Deciding on a defensive approach should be a simple decision and should become obvious during the early stages of the size-up. It is important that crews should only be deployed offensively if the reward matches the risk. If the risk to staff is significant and the chances of saving the building are minor, go defensive.
Aerial devices and ladders should be given priority of positioning and be so placed that they can be most used to their fullest potential. During a defensive operation they will be used as elevated water streams. A good strategy could be to place them in a position where they can direct their monitor into the doors used for loading and unloading the delivery trucks. This should allow them to flow water deeper into the warehouse than any handline or ground monitor.
A defensive strategy does not necessarily mean that it must be an exclusively exterior operation. It might be possible to set up handlines and ground monitors inside a structure where only part of it is on fire. This will be done to prevent the fire from spreading and will be dependent on several factors such as the integrity of the structure, smoke profile, etc.
A very important consideration when dealing with a fire containing toxic chemicals is the control of the fire water run-off. The incident commander must consider the topography of the surrounding area and note any risk of the potentially toxic run-off reaching water sources nearby.
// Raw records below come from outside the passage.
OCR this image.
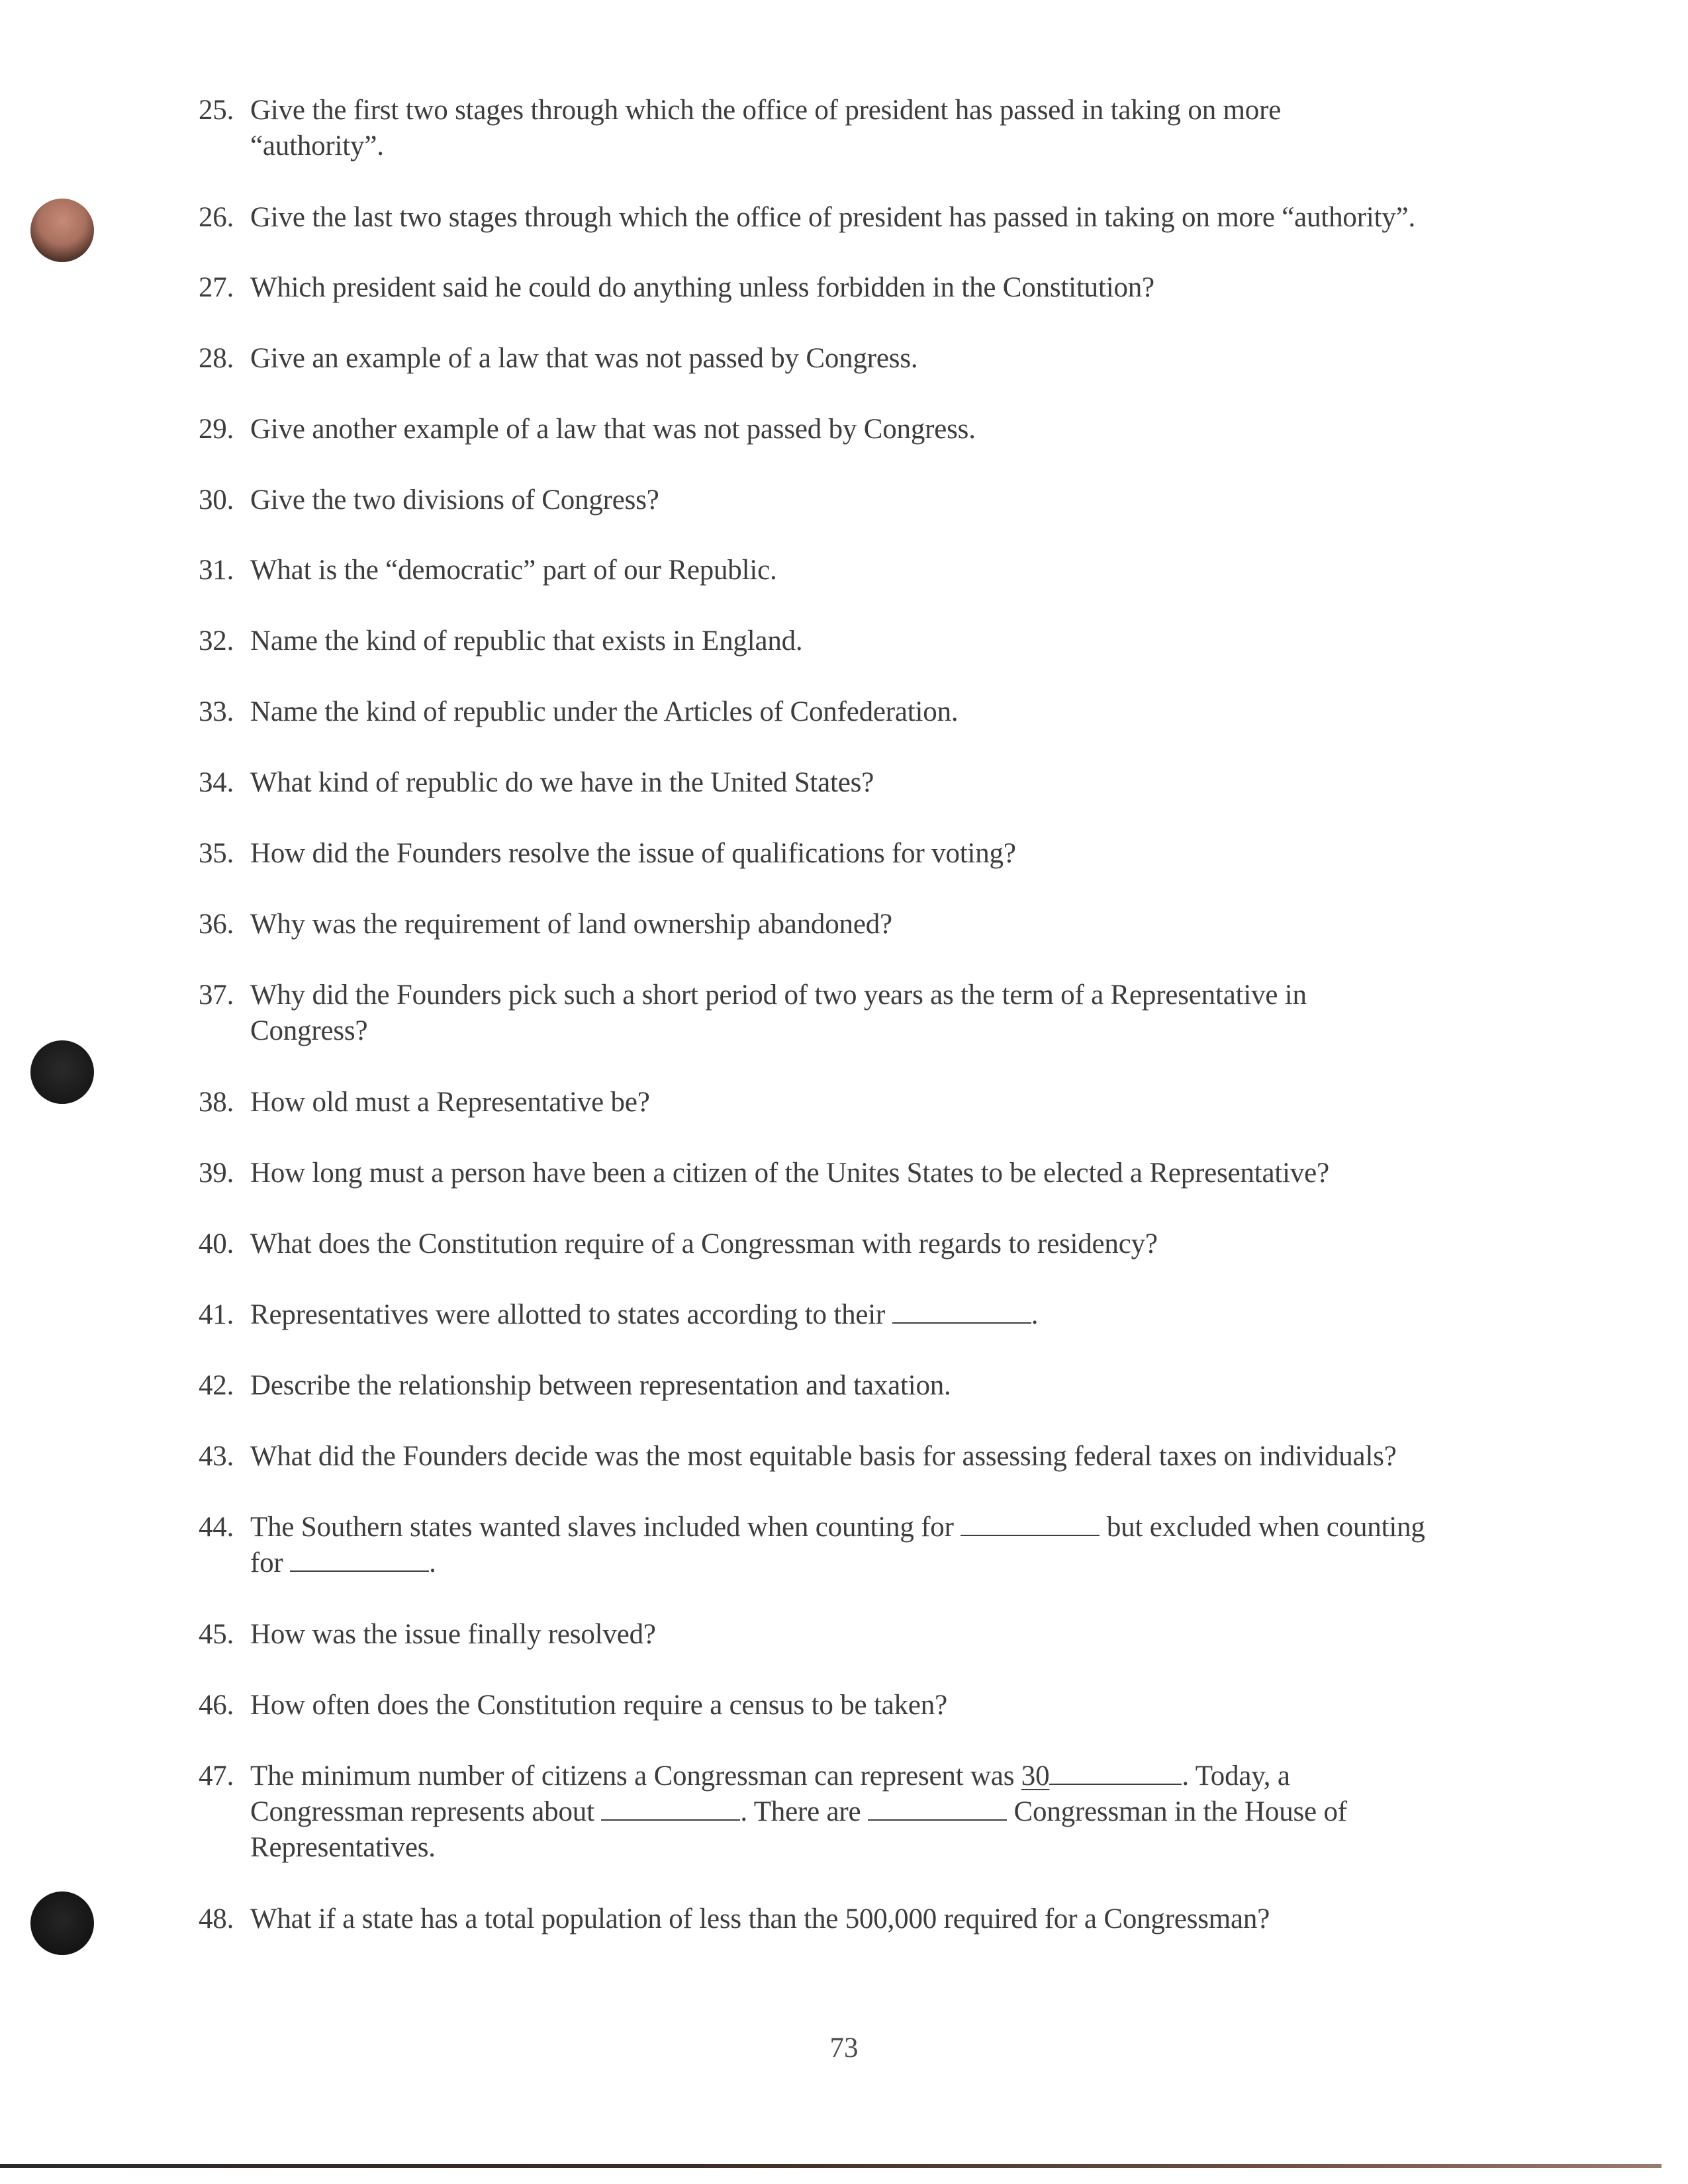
25. Give the first two stages through which the office of president has passed in taking on more
“authority”.
26. Give the last two stages through which the office of president has passed in taking on more “authority”.
27. Which president said he could do anything unless forbidden in the Constitution?
28. Give an example of a law that was not passed by Congress.
29. Give another example of a law that was not passed by Congress.
30. Give the two divisions of Congress?
31. What is the “democratic” part of our Republic.
32. Name the kind of republic that exists in England.
33. Name the kind of republic under the Articles of Confederation.
34. What kind of republic do we have in the United States?
35. How did the Founders resolve the issue of qualifications for voting?
36. Why was the requirement of land ownership abandoned?
37. Why did the Founders pick such a short period of two years as the term of a Representative in
Congress?
38. How old must a Representative be?
39. How long must a person have been a citizen of the Unites States to be elected a Representative?
40. What does the Constitution require of a Congressman with regards to residency?
41. Representatives were allotted to states according to their	.
42. Describe the relationship between representation and taxation.
43. What did the Founders decide was the most equitable basis for assessing federal taxes on individuals?
44. The Southern states wanted slaves included when counting for	but excluded when counting
for	.
45. How was the issue finally resolved?
46. How often does the Constitution require a census to be taken?
47. The minimum number of citizens a Congressman can represent was 30	. Today, a
Congressman represents about	. There are	Congressman in the House of
Representatives.
48. What if a state has a total population of less than the 500,000 required for a Congressman?
73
Products specially developed for the containment of run-off have been acquired by some fire departments and in other cases agreements with hazardous waste removal companies have been reached whereby they will respond to such incidents and deal with the run-off control. Not controlling the run-off could lead to a bigger disaster than the actual fire damage.
Strategic considerations A large warehouse fire will present an incident commander with several challenges. Large fire column, water supply, resource allocation, collapse potential and other considerations will all have to be factored in to achieve an eventual solution. It will be important to focus on certain priorities:
Size-up, Size-up, Size-up. The information gathered in the early stages of the incident will determine the direction for the next few hours. It is through this information that the most important strategic decision, whether to go offensive or defensive, will be made.
Ventilate early to enable attack teams to enter the structure safely and effectively.
If the decision is to go offensive also prepare for an extended defensive operation and prepare your command sectors for a possible change in strategy.
Never confuse your strategy by going defensive and offensive concurrently. Defensive operations, by its nature, will invariably compromise the effectiveness and safety of the interior attack crews.
Assign an experienced officer to take charge of the water supply and give them everything they need. All your plans will come to nothing if you don’t have enough water or lose your water supply.
You will probably be there for a while. Ensure that relief crews, additional foam, rehab and other support resources are activated and available.
Ensure effective hazardous run-off control. It might keep you off the news cycle for a few weeks.
Remember the pre-planning visits. They are much more important for crews than sitting around the fire station, watching TV or cleaning fire trucks.